Une approche industrielle durable et compétitive
Safran a annoncé que l’ensemble de ses sites marocains serait alimenté en énergies renouvelables dès 2026. L’objectif : réduire de 50 % les émissions de CO₂ de ses activités locales à l’horizon 2030, en cohérence avec la stratégie nationale de décarbonation industrielle.
Le complexe de Nouaceur intégrera des solutions de récupération d’énergie, des dispositifs de recyclage et des systèmes de gestion avancée des ressources. Les bâtiments seront certifiés selon les standards HQE, garantissant une performance énergétique élevée et une empreinte environnementale maîtrisée.
Cette orientation s’inscrit dans la logique mondiale du groupe, qui place la transition écologique au cœur de son modèle industriel. Pour le Maroc, elle illustre la compatibilité entre performance économique et respect des engagements climatiques, renforçant l’attractivité du pays auprès des investisseurs industriels à forte intensité technologique.
Le Maroc, plateforme industrielle et technologique régionale
L’implantation de Safran à Nouaceur conforte le rôle du Maroc comme pôle aéronautique de référence en Afrique. Sa localisation stratégique entre l’Europe et le continent africain, sa stabilité macro-économique et la qualité de sa main-d’œuvre en font un partenaire privilégié des grands donneurs d’ordre mondiaux.
La région de Casablanca-Settat concentre désormais la majorité des capacités aéronautiques du pays, avec un écosystème couvrant la mécanique, les composites, l’électronique embarquée et désormais la propulsion. Ce positionnement favorise une intégration verticale du secteur, du câblage à la maintenance moteur.

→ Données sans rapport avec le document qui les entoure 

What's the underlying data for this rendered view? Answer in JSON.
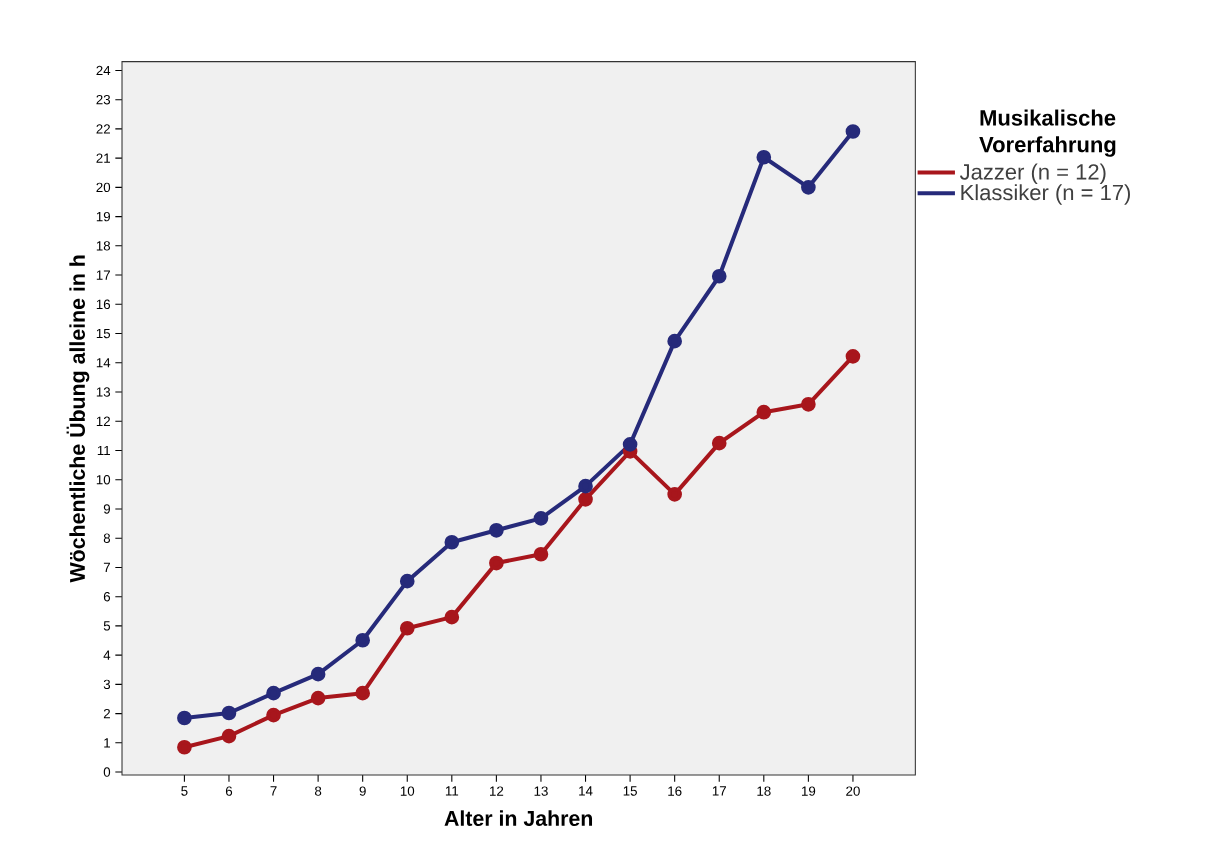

Le projet Safran agit comme un catalyseur pour la sous-traitance locale. Les PME marocaines spécialisées dans l’usinage, la plasturgie technique ou le contrôle qualité peuvent désormais s’intégrer à des programmes internationaux grâce aux transferts de savoir-faire et à l’effet d’entraînement du groupe.

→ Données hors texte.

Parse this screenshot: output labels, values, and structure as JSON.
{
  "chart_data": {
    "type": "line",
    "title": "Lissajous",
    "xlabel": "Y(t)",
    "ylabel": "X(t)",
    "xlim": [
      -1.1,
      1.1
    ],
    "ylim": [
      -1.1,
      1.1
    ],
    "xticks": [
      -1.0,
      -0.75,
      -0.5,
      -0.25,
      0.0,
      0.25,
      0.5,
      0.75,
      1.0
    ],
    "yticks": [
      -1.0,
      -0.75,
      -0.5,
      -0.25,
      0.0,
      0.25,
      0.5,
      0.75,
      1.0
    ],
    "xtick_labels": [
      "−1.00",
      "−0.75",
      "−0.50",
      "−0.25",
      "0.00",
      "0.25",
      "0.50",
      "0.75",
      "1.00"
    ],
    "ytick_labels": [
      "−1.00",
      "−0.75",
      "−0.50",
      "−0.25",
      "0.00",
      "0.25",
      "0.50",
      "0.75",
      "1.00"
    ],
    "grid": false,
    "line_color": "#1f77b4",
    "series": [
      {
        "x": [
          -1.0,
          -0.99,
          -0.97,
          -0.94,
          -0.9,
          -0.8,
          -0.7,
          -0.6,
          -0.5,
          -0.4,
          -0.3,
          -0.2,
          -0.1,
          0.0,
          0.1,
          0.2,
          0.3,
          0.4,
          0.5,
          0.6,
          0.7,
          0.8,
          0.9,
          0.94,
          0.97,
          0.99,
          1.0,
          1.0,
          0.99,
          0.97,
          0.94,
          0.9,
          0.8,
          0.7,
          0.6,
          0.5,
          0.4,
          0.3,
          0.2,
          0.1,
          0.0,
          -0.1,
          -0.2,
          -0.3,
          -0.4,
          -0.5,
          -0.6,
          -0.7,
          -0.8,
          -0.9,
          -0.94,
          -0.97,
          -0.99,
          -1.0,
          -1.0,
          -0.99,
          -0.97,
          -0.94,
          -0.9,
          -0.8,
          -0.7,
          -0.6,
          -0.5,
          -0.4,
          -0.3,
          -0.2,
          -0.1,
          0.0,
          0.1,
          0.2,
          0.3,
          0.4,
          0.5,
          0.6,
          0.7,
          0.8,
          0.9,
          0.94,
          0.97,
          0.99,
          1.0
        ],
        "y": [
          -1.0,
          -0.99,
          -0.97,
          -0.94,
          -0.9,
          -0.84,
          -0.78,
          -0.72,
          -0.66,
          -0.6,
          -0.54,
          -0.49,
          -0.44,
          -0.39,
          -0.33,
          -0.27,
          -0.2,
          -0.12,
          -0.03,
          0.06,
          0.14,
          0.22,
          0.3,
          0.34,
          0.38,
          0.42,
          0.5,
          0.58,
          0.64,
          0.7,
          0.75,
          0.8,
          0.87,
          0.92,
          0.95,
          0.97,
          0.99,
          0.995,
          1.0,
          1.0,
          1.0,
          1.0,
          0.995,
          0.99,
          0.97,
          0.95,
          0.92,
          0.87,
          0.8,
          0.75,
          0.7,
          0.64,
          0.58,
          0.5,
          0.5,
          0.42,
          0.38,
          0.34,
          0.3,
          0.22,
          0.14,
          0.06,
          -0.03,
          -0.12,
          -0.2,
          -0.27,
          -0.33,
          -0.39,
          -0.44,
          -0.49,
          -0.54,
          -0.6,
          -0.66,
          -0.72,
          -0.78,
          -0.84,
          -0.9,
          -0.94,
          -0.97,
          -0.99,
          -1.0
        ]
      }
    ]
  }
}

À terme, l’ensemble du pôle de Nouaceur pourrait regrouper plus de 10 000 collaborateurs dans des activités liées à l’aéronautique, renforçant le poids industriel du Maroc à l’échelle continentale.

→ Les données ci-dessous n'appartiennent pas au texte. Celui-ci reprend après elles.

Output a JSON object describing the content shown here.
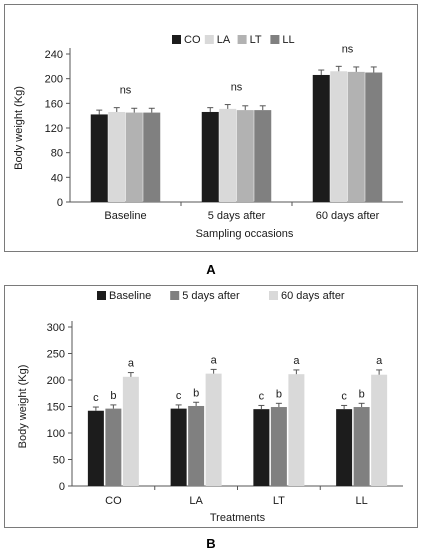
{
  "panels": {
    "a_label": "A",
    "b_label": "B"
  },
  "chart_data": [
    {
      "type": "bar",
      "panel": "A",
      "categories": [
        "Baseline",
        "5 days after",
        "60 days after"
      ],
      "series": [
        {
          "name": "CO",
          "color": "#1c1c1c",
          "values": [
            142,
            146,
            206
          ],
          "errors": [
            7,
            7,
            8
          ]
        },
        {
          "name": "LA",
          "color": "#d9d9d9",
          "values": [
            146,
            151,
            212
          ],
          "errors": [
            7,
            7,
            8
          ]
        },
        {
          "name": "LT",
          "color": "#b2b2b2",
          "values": [
            145,
            149,
            211
          ],
          "errors": [
            7,
            7,
            8
          ]
        },
        {
          "name": "LL",
          "color": "#808080",
          "values": [
            145,
            149,
            210
          ],
          "errors": [
            7,
            7,
            9
          ]
        }
      ],
      "annotations": [
        "ns",
        "ns",
        "ns"
      ],
      "xlabel": "Sampling occasions",
      "ylabel": "Body weight (Kg)",
      "ylim": [
        0,
        240
      ],
      "yticks": [
        0,
        40,
        80,
        120,
        160,
        200,
        240
      ],
      "grid": false,
      "legend": "top-center"
    },
    {
      "type": "bar",
      "panel": "B",
      "categories": [
        "CO",
        "LA",
        "LT",
        "LL"
      ],
      "series": [
        {
          "name": "Baseline",
          "color": "#1c1c1c",
          "values": [
            142,
            146,
            145,
            145
          ],
          "errors": [
            7,
            7,
            7,
            7
          ],
          "labels": [
            "c",
            "c",
            "c",
            "c"
          ]
        },
        {
          "name": "5 days after",
          "color": "#808080",
          "values": [
            146,
            151,
            149,
            149
          ],
          "errors": [
            7,
            7,
            7,
            7
          ],
          "labels": [
            "b",
            "b",
            "b",
            "b"
          ]
        },
        {
          "name": "60 days after",
          "color": "#d9d9d9",
          "values": [
            206,
            212,
            211,
            210
          ],
          "errors": [
            8,
            8,
            8,
            9
          ],
          "labels": [
            "a",
            "a",
            "a",
            "a"
          ]
        }
      ],
      "xlabel": "Treatments",
      "ylabel": "Body weight (Kg)",
      "ylim": [
        0,
        300
      ],
      "yticks": [
        0,
        50,
        100,
        150,
        200,
        250,
        300
      ],
      "grid": false,
      "legend": "top-center"
    }
  ]
}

Une coopération franco-marocaine tournée vers l’avenir
L’investissement de Safran illustre la continuité d’un partenariat économique solide entre le Maroc et la France. Ce projet s’accompagne d’une coopération renforcée dans la formation et la recherche appliquée. Des échanges entre écoles d’ingénieurs marocaines et centres de R&D en France favoriseront la transmission des compétences et la co-conception de solutions technologiques.
Pour le Royaume, cette collaboration soutient la montée en compétence de ses ingénieurs et l’émergence d’une expertise locale sur les systèmes complexes. Pour Safran, elle représente un atout stratégique pour répondre à la demande mondiale tout en diversifiant ses implantations industrielles.
Cette synergie illustre la vision partagée d’une industrie plus intégrée, durable et tournée vers la qualification du capital humain.
L’investissement de 3,4 milliards de dirhams à Nouaceur et la création de 600 emplois qualifiés témoignent d’un engagement mutuel entre Safran et le Maroc : produire des technologies de pointe, former les talents de demain et inscrire le Royaume parmi les acteurs mondiaux de l’aéronautique. Cette initiative s’impose désormais comme un modèle de coopération industrielle durable et performante.